Lawrence had complained to the Met Police about death threats

Earlier, the committee chair asked why the Met chief had not written to previous commissioners to find out who authorised the destruction of the files, which is thought to have happened between 2001 and 2003. Vaz said: "Here we're talking about a mass shredding of documents, a report set up by the Home Secretary, we're talking about the chaotic state of the force's records, setting up a public inquiry - wouldn't you feel the reputation of your organisation demands you write a letter to your predecessors to find out who has authorised it?"

Sir Bernard said: "I'd like to reassure you, if there's a need to contact my predecessors we will, if I'm the right person to do it, I will." Ellison's report, published earlier this month, also found that an undercover police officer was working within the ''Lawrence family camp'' in the late 90s as evidence was being taken for the judicial inquiry led by Sir William Macpherson into Stephen's death.

Mr Lawrence, 18, a would-be architect, was stabbed to death by a group of up to six white youths, in an unprovoked racist attack as he waited at a bus stop in Eltham, south east London, with a friend on April 22 1993. It took more than 18 years to bring two of his killers to justice. In the wake of the Ellison Review's publication, Commander Richard Walton was temporarily removed from his post as head of the Met's counter-terrorism command SO15 over his links to the undercover operations.

An undercover officer - known as N81 - held a meeting in 1998 with Mr Walton, who was then an acting detective inspector working on Scotland Yard's Lawrence review team, responsible for making submissions to the Macpherson Inquiry. Feedback from N81 touched on personal details concerning the Lawrence family, such as comments on the separation of Mr Lawrence's mother and father, Doreen and Neville.

N81 and Mr Walton's meeting was described as a ''fascinating and valuable exchange of information'' in police notes. In addition, Mr Ellison found there is evidence to suspect one of the detectives on the original Stephen Lawrence murder investigation - Detective Sergeant John Davidson - acted corruptly.

It was claimed that he had links to Clifford Norris, the gangland boss father of David Norris, one of the two men who were finally convicted in 2012 of the teenager's racist murder. Home Secretary Theresa May announced a judge-led public inquiry will be launched into the work of covert police and Scotland Yard's Special Demonstration Squad (SDS) - the top secret undercover policing unit that was up and running for nearly 40 years.

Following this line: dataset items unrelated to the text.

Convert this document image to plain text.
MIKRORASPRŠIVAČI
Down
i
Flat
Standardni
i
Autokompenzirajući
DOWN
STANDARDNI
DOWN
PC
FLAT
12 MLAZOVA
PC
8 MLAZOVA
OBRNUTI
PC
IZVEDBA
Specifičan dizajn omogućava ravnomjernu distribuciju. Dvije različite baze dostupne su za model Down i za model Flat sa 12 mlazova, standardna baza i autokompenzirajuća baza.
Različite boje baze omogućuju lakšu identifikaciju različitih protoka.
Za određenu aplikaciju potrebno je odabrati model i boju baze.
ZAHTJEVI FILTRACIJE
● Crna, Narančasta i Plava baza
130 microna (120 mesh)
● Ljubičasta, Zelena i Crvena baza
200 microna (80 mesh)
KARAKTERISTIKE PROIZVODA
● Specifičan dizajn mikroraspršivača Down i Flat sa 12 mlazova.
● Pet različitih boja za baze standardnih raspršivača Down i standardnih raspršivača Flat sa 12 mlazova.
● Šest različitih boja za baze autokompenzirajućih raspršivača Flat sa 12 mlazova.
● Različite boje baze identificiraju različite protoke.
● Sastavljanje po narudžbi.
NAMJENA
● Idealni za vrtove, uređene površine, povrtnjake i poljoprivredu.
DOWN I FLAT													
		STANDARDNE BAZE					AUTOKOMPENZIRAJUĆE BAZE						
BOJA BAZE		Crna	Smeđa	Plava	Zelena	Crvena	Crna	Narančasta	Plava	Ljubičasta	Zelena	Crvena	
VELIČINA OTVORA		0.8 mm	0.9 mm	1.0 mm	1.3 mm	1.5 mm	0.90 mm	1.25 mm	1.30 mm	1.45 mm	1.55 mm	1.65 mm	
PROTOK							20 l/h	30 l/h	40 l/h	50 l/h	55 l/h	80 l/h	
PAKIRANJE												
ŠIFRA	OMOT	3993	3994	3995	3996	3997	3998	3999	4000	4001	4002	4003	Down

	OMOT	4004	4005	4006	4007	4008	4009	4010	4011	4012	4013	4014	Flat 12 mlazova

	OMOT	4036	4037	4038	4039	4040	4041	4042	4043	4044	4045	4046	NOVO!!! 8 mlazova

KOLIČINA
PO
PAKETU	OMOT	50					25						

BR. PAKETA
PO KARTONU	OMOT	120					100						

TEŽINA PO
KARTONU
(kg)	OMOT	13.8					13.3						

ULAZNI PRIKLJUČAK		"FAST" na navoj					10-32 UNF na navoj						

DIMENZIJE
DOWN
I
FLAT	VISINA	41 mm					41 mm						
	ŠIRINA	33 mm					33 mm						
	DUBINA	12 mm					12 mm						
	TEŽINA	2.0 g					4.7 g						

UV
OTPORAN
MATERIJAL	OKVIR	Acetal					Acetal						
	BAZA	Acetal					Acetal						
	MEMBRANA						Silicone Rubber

It is claimed that Davidson had links to the failed investigation into the death of private investigator Daniel Morgan, who was murdered with an axe outside the Golden Lion pub in Sydenham, south east London in 1987. Sir Bernard suggested that a new investigation could be opened into his death, one of the force's longest unsolved murder cases. He said: "I'm considering now how we might re-establish the investigation and prosecution of the people who killed Daniel Morgan, or the person who killed Daniel Morgan...because the disgrace at the end of the day is that a murderer got away with it."